Alors, bien évidemment, si on peut très bien envisager de corriger les tendances ici et là, s’il semble impératif de continuer les grandes (et magnifiques) œuvres régulatrices qui permettent à chaque député et chaque ministre de laisser une trace dans l’histoire sous la forme d’une loi rutilante et bien pensée, il n’en reste pas moins que, pour s’assurer enfin d’un succès éclatant, la République doit passer à la vitesse supérieure.

C’est pourquoi je pense maintenant indispensable de donner une nouvelle dimension à la politique de la ville.

Ainsi, pour lutter contre la corruption dans le BTP, dans l’immobilier et les logements sociaux, le plus simple est d’enfin nationaliser l’ensemble du secteur. La mesure est d’ampleur, je le conçois, mais regardons ensemble les avantages évidents qu’on peut en retirer.

Déjà, la répartition des biens immobiliers sera faite au gré de lois finement ciselées, et non plus en fonction d’un arbitraire de richesse que la République abhorre. Dès lors, finis les problèmes de mal logés : tout le monde aura un logement, puisque c’est l’État qui s’en occupera, pardi ! Fini le problème des appartements inoccupés puisque tout ce qui est à vous appartient désormais à l’État qui se chargera de remplir là où c’est vide, et de vider là où c’est plein, d’interdire de louer tout en sanctionnant de ne l’avoir pas fait ! Fastoche, non ?

Finis aussi les problèmes d’expulsion : elle deviendra enfin impossible, puisque l’État accepte tout le monde ! Mieux encore : imposons que les uns accueillent les autres, sans plus aucune limite, ne laissant ainsi personne sur le bord de la route ou dans un champ au milieu de caravanes. Magie de la collectivisation, tout un pan du code de la propriété et de l’immobilier va disparaître. Et ça, mes petits amis, c’est de la vrai simplification !

gifa - what - tom cruise

Contre ce fléau de la drogue qu’on trouve partout dans les cités de non droit, à des prix prohibitifs et souvent criminogènes, le plus simple consiste là encore à transformer le passif d’un État déliquescent en actif d’un État fort et généreux de l’argent des autres : faisons organiser par les forces de l’ordre, les élus et les habitants de ces cités tout l’actuel trafic pour le transformer en un respectable commerce.

On pourra ainsi assurer un contrôle qualité d’un bout à l’autre de la chaîne, du producteur jusqu’au revendeur, et — comme pour l’immobilier — un contrôle des prix par l’État, mettant un terme à la marchandise trop chère et de mauvaise qualité.

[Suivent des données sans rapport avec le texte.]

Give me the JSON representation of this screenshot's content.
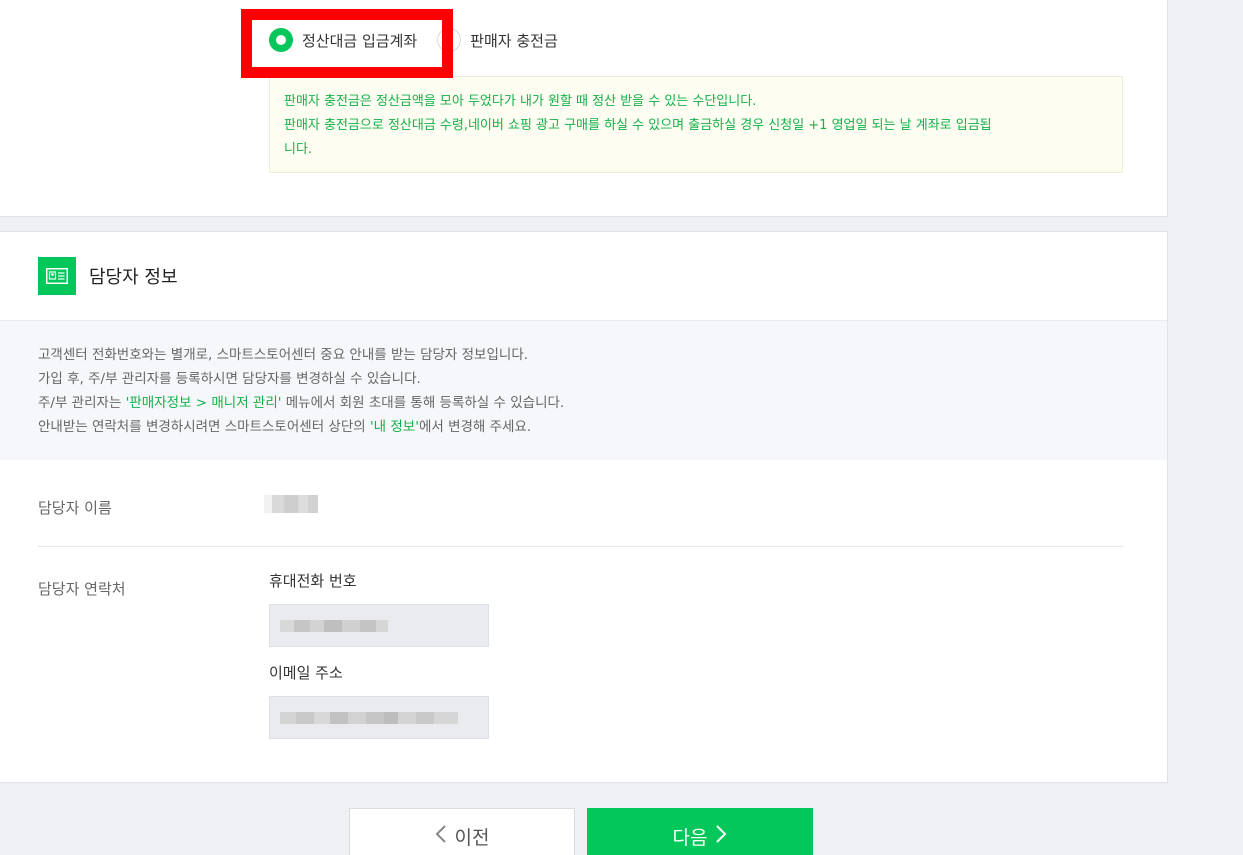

Je passe rapidement sur le salaire minimum pour les petits revendeurs ou la nécessaire syndicalisation des producteurs, des revendeurs ou des préparateurs, ouvrant les portes d’une couverture sociale pour les travailleurs du splif. Alléluia !

Accessoirement, à mesure que ces marchés se fonctionnariseront et se syndicaliseront, on pourra s’attendre à une baisse constante de la qualité et du service client, des pénuries (marque indéniable d’une bonne collectivisation) et une ringardisation des produits, voire un marché noir. De la même façon, l’immobilier une fois entièrement nationalisé provoquera une disparition progressive de tout logement salubre, bon marché, adapté aux besoins, voire… un marché noir.

gifa lolcat : Sniffage de chaton

… Comment ça, c’est ce qu’on observe déjà actuellement ?

Serait-ce à dire que la France souffre en réalité d’une quasi-nationalisation de la ville, de son immobilier, de ses logements, de sa propriété privée ? Pourrait-on en déduire, consterné, que les maux observés sont la résultante et non la cause de ces politiques de la ville toutes plus coûteuses les unes que les autres ?

Allons. Ce n’est pas possible, puisque le gouvernement compte en remettre une double dose !
—-
Ce billet a servi de chronique pour Les Enquêtes du Contribuable.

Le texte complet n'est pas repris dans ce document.